Looking back, the film is also far more important than “a good Beatles movie”, it is a very worthy and important piece of cinematic art. Pixar co-founder John Lasseter has apparently credited "Yellow Submarine" with paving the way for the diverse world of animation that we enjoy today. Josh WeinStein of "The Simpsons" claims that it "gave birth to modern animation", and (according to a BBC article), it is even rumoured to be one of the Queen's favourite films.
Let It Be (1970)
What do The Beatles, J.R.R. Tolkien and Stanley Kubrick have in common? Perhaps thankfully, not the version of “The Lord of The Rings” that The Beatles were interesting in making and that they approached Stanley Kubrick to direct. (Kubrick responded that it was 'unmakeable'.)
The roots of the final Beatles’ film were far more down to earth.

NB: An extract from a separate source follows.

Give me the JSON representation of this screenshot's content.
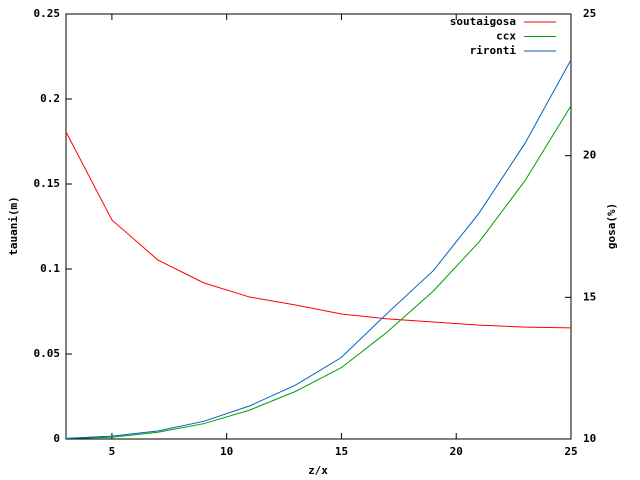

The Beatles had decided to return to the music of their early years and to make a pure ‘rock and roll’ record, without the overdubs and studio trickery they had increasingly employed since the album, 'Revolver'.
They would make an album that they could play live and rather than tour it, they would perform it live on a TV special that could be shown around the world. A TV documentary would accompany the special, capturing the creation of the new album.
Michael Lindsay-Hogg was hired to film the group at work and to craft a half hour documentary from the resulting footage.
Rehearsals began at Twickenham Film Studios on 2nd January 1969, but the band struggled to work cohesively. George Harrison actually walked out, eventually returning with a list of demands – including that the TV special be dropped, and, that rehearsals were held at Apple’s new HQ in London.
Rehearsals recommenced on the 20th January and on 30th January, the famous concert on Apple’s rooftop at #3 Saville Row took place, much to the disbelief of local office workers and the alarm of the metropolitan police.
Lindsay-Hogg’s final film features three acts – the first of the rehearsals at Twickenham, the second of the rehearsals at Apple, and, the third of the rooftop performance. At times uncomfortable viewing, it shows the cracks and tensions of the ‘four way divorce’, but, also the creative energy of this extraordinary group.
Renamed “Let It Be” (rather than the original “Get Back”), the film was eventually released on 13th May 1970, just weeks after the news of The Beatles’ split had become public. None of the group attended the New York premiere.
The film won the “Best Original Song Score” Oscar, with Quincy Jones accepting the award on the band’s behalf.
The fifth Beatles’ film marked the end of an amazing journey.
Original vintage Beatles posters are highly collectible and add really iconic imagery to any home. You can see what we currently have available here.
We are off to listen to ‘A Day In The Life’, a whole movie in 5 minutes 37 seconds of music. (It even has a ‘post-credits' scene.) Amazing.
Remember ‘All You Need Is Love’ (and an Original Vintage Movie Poster). :-)
Adam and the Art of the Movies team.
P.S. If you’d like to know more about the movies of The Beatles, we recommend Bob Neaverson’s book, “The Beatles Movies”. It is fantastically insightful and was one of the sources for this blog post.